I am realistic enough to see that the company toxicity preceded me and was so complex. Who disliked who? Why was everyone backstabbing? Was it their comparative youth? It was made worse by staff sharing confidences with me about personal and work situations. I am an empath! Just like Deanna Troi in Star Trek, I really hurt when negative emotions surround me. This is also why I am so good with clients. Most of the conference attendees gravitated towards me, rather than the organizers, because I smiled and made them welcome. I made an effort to learn their names, ask about their country and business and was generally pleasant.
Every evening I would go home to Teddy and vent viciously about my contracted, temporary, employers. This is not the first time I have worked for difficult people but when the generalized wrath finally turned on me, it felt like a knife wound. It made me second-guess myself. I can’t stand not being busy and constantly found something to do. This also made me realize how little some of the organizers were doing. So many personal texts and emails added to workplace venom. Three of the days were 11 hour shifts with no real breaks, just occasional snacks and trips to the restroom. Most of the job was sitting so it wasn’t hard work just mentally wearing.
What part did I play inciting the wrath of one particular person? Well, I am straightforward and noted that the name badges were not alphabetical, making life a little harder than it needed to be. My constant tidying of the workplace may not have sit well, especially when I asked the cleaning staff for a cloth to clean the coffee tables properly. Perhaps my age didn’t help? The majority of the clients were male and closer to my age, so they were putty in my hands. A pretty accent and smiling face takes you a long way in Texas or anywhere else. A few came up to me before they left and thanked me for my help or just talking to them. None of this went unnoticed and my benign conversation with guests was often interrupted with a rather forced sales pitch. Use honey not vinegar, darlings.

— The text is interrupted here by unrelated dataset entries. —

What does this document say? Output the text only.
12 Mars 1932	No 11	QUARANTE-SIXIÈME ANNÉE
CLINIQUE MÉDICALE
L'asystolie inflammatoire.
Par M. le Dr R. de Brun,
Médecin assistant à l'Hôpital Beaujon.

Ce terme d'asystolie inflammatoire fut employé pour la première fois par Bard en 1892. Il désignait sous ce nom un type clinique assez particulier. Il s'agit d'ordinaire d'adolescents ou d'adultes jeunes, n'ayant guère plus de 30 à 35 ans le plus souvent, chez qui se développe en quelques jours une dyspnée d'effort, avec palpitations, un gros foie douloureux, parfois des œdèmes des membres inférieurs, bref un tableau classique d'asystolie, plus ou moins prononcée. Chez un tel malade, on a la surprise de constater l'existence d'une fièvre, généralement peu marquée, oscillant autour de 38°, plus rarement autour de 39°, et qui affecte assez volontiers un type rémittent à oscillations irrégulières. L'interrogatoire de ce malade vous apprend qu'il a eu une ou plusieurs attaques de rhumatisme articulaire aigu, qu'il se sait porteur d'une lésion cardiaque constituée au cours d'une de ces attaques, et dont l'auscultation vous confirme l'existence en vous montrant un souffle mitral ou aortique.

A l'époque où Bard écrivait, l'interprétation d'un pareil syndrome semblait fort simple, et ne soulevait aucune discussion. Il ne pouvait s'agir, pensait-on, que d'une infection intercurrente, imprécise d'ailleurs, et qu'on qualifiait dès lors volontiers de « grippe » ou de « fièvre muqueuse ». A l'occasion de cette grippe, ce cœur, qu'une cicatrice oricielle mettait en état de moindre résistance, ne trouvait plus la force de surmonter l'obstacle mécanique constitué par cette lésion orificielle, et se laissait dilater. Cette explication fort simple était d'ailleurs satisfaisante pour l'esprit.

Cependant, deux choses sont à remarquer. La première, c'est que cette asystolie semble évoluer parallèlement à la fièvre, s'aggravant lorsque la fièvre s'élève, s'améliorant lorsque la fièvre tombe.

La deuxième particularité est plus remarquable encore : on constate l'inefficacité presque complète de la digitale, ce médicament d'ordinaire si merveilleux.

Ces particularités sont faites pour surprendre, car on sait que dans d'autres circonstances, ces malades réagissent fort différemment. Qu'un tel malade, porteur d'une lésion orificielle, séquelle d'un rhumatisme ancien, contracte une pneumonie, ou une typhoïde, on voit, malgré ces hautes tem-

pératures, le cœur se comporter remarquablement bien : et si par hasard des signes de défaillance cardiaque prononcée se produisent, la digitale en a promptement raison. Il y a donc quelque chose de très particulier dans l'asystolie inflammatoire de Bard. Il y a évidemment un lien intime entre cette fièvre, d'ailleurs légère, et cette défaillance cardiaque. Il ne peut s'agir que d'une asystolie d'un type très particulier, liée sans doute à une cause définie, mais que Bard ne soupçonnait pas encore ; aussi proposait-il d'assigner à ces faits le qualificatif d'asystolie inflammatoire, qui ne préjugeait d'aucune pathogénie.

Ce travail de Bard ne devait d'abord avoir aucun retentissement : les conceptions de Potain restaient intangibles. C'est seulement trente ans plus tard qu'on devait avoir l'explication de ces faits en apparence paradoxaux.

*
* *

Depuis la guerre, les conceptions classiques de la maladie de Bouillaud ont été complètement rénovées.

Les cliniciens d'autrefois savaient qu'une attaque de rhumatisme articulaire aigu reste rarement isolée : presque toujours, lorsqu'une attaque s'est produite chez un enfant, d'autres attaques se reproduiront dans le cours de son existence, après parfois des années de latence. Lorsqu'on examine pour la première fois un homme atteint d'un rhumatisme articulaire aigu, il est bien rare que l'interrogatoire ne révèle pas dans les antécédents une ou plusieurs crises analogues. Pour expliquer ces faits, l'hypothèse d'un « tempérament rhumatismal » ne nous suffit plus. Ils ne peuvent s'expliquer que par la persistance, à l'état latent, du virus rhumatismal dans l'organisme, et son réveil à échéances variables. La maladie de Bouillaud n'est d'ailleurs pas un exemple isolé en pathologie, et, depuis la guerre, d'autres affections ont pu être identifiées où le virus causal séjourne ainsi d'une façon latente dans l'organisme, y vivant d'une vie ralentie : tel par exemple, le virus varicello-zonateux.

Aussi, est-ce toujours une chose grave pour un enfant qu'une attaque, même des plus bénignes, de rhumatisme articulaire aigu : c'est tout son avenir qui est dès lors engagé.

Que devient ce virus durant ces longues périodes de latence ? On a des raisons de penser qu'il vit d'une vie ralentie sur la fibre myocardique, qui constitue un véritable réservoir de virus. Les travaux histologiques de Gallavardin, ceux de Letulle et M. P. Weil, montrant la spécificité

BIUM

I would love to say this is the first time this has happened but many years ago when I was a small project manager, I had two paid staff and a team of volunteers. One of the staff respected and liked me, all the volunteers did also but the other staff member really despised me. She did once imply that my life should have been hers. I was fat and unattractive yet married to a successful handsome guy (the same Teddy). She was stunningly attractive with the husband from hell and wanted my job. I thought I did everything I could to make her life easier and make the job more attractive and interesting but there were limits with funding. After five years, I burned out and resigned, despite the President’s pleading, then she got the envied job with a good honest reference from me. Within a couple of years the project disappeared.
I think I know my faults. My honesty and tactlessness can be searing but rarely with malicious intent. I am very warm but know when to draw a boundary line. Delegation is not my strong suit and I prefer my boss to be straightforward with clear instructions. I will put complaints in writing if I have to but usually prefer to talk it out. So what’s the point of this post? The soul searching was worth it – there are always aspects of our behavior we can modify. Lessons are learned and we move forward. I wonder if any of them thought about me after the event. At the very end I received a hug and thanks from one of the nicer organizers. The one who despised me still thanked me for all my hard work.

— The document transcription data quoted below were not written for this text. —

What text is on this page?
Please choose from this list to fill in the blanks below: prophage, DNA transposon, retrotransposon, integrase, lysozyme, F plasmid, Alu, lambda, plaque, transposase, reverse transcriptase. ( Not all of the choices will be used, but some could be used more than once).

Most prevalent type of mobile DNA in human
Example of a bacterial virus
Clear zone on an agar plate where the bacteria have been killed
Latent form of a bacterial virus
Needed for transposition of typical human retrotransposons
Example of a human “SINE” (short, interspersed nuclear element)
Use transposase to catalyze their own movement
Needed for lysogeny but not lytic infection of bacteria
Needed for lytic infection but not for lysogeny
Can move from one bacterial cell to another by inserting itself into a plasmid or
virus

Onwards and upwards – I guess I could work at the White House or as an indentured servant at Amazon…
There is a rather sad story about the photograph. The little boy was badly affected by domestic violence aimed at him and his mother. I was mostly unaware of this and then they moved away. He was the son of my mum’s school friend. Many years later we visited and he was a handsome older teenager with a car. He took me for a drive with an open can of beer in the console. Despite longing to date, something made me decline the offer. He died in his 50’s of alcohol abuse. Every time I look at this photo, I think of what happened to this sweet little boy.